Learning to Navigate in a VUCA Environment: Hierarchical Multi-expert Approach

Authors: Wenqi Zhang, Kai Zhao, Peng Li, Xiao Zhu, Faping Ye, Weijie Jiang, Huiqiao Fu, Tao Wang

2021 IEEE/RSJ International Conference on Intelligent Robots and Systems (IROS), (2021) 9254-9261
8 pages, 10 figures

Abstract: Despite decades of efforts, robot navigation in a real scenario with volatility, uncertainty, complexity, and ambiguity (VUCA for short), remains a challenging topic. Inspired by the central nervous system (CNS), we propose a hierarchical multi-expert learning framework for autonomous navigation in a VUCA environment.
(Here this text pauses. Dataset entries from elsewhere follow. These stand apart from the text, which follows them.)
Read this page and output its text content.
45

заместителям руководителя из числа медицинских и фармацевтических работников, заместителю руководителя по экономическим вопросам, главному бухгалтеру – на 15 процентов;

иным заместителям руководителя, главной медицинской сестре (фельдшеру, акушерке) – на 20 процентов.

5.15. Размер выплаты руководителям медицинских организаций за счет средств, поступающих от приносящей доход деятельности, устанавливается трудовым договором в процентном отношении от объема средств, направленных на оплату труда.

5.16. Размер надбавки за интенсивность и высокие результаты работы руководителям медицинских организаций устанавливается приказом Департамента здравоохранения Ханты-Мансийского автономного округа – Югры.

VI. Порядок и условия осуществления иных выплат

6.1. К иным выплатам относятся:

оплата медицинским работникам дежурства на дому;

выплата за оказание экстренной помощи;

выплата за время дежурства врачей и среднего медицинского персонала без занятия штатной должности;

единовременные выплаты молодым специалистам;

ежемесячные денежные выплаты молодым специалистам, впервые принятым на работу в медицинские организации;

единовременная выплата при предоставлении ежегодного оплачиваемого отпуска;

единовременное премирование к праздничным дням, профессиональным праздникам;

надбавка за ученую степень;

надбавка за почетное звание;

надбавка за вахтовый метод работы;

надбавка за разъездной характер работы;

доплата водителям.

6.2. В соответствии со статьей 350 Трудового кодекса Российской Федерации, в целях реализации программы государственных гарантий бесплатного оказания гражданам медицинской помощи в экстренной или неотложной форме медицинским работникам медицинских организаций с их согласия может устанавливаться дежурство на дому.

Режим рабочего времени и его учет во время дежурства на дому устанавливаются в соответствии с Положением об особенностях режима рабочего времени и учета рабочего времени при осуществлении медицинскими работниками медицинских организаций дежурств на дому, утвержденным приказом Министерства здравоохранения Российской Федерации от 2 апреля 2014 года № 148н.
With a heuristic exploration mechanism considering target location, path cost, and safety level, the upper layer performs simultaneous map exploration and route-planning to avoid trapping in a blind alley, similar to the cerebrum in the CNS. Using a local adaptive model fusing multiple discrepant strategies, the lower layer pursuits a balance between collision-avoidance and go-straight strategies, acting as the cerebellum in the CNS. We conduct simulation and real-world experiments on multiple platforms, including legged and wheeled robots. Experimental results demonstrate our algorithm outperforms the existing methods in terms of task achievement, time efficiency, and security.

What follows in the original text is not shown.